Banyak muda-mudi kesepian akhirnya bertemu jodoh di sana. Tapi, lebih banyak lagi pria kesepian. Merantau demi sesuap nasi, sukses di negeri orang, keluarga nun jauh di sana.
Jadilah cinta transaksional. Para etnis Tionghoa yang berdomisili di sekitar Angke pun menjadikan Kalijodo sebagai tempat untuk mencari gundik. Istilah Ca-bau-kan pun tersemat pada gadis lokal yang mencoba peruntungan.
Semakin banyak yang bertemu jodohnya. Tapi, masih banyak lagi pria yang kesepian. Kalijodo pun semakin terkenal. Bukan lagi para pedagang China, bukan lagi para Ca-bau-kan.

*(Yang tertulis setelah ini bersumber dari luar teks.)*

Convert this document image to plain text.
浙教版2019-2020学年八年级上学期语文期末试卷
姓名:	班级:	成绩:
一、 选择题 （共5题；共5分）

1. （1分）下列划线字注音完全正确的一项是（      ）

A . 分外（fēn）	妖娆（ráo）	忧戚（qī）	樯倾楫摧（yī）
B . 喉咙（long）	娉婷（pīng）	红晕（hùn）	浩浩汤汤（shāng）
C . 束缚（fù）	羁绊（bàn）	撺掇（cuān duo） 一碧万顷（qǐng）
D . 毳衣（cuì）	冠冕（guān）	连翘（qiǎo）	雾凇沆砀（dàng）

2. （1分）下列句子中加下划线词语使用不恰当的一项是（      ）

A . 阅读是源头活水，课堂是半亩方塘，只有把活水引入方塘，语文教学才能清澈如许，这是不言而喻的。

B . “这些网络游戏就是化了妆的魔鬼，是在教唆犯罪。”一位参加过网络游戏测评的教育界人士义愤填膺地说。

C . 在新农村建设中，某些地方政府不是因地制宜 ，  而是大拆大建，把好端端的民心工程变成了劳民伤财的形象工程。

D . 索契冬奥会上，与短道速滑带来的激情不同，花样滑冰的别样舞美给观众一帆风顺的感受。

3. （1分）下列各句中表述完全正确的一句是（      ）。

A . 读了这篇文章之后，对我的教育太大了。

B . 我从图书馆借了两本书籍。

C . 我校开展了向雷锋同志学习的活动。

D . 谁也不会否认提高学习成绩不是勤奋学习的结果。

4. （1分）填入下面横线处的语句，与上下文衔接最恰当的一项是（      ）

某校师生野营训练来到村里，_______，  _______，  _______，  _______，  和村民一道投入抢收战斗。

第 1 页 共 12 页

Lama-kelamaan Kalijodo pun berubah menjadi lokalisasi. Tepatnya pada tahun 1958, ketika Wali Kota Jakarta Raya, Sudiro melarang aktivitas pesta air mencari jodoh. Segera dalam kurun beberapa tahun ke depan, kawasan yang kesepian ini berubah menjadi tempat lokalisasi dan berbagai hiburan malam lainnya.

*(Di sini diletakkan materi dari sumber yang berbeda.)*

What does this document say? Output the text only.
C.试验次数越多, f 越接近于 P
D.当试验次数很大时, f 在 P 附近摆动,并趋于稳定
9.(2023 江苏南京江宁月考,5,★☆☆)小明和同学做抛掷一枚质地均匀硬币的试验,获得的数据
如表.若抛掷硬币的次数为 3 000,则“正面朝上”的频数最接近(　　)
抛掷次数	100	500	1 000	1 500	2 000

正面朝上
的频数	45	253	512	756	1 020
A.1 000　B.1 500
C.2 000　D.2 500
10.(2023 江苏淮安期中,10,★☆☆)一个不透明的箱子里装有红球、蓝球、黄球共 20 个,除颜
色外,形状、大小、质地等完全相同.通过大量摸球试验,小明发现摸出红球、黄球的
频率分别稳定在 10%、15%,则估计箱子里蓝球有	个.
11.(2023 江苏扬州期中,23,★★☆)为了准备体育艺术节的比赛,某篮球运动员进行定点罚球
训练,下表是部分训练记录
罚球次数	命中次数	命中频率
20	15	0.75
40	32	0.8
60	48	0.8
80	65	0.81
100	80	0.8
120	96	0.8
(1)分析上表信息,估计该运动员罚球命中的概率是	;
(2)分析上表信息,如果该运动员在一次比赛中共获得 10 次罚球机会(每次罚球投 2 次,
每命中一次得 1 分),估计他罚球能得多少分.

Kini Kalijodo telah berubah wajah. Gubernur Basuki Tjahaja Purnama (Ahok) lah yang punya andil. Ruang terbuka hijau, tempat bermain para keluarga terhormat.
Tidak ada lagi dunia malam, para preman tidak lagi berseliweran. Tidak ada lagi cinta semalam, kendati dua sejoli masih memadu kasih dalam dinginnya malam.
Tidak ada lagi kue Tiong Cu-pia yang dihambur-hamburkan, kini harganya sudah tidak lagi murah. Tidak ada lagi para Ca-bau-kan yang menantikan para tuan.
Semuanya sisa kenangan, atas gelora ibu kota yang masih menyimpan hasrat. Para gadis muda berjalan lenggak-lenggok, menggoda para perjaka yang merindukan tambatan hati.
Sebagaimana hati Tinung, yang selalu mendambakan kehadiran Tan Pen-liang. Memeluknya dalam diam, menatap langit malam, dan berkisah kepada para turunan;
"Inilah wajah ibu kota yang temaram, menyimpan dosa dalam sekam, menyisir luka dalam kelam, menguak kesucian dalam ruam."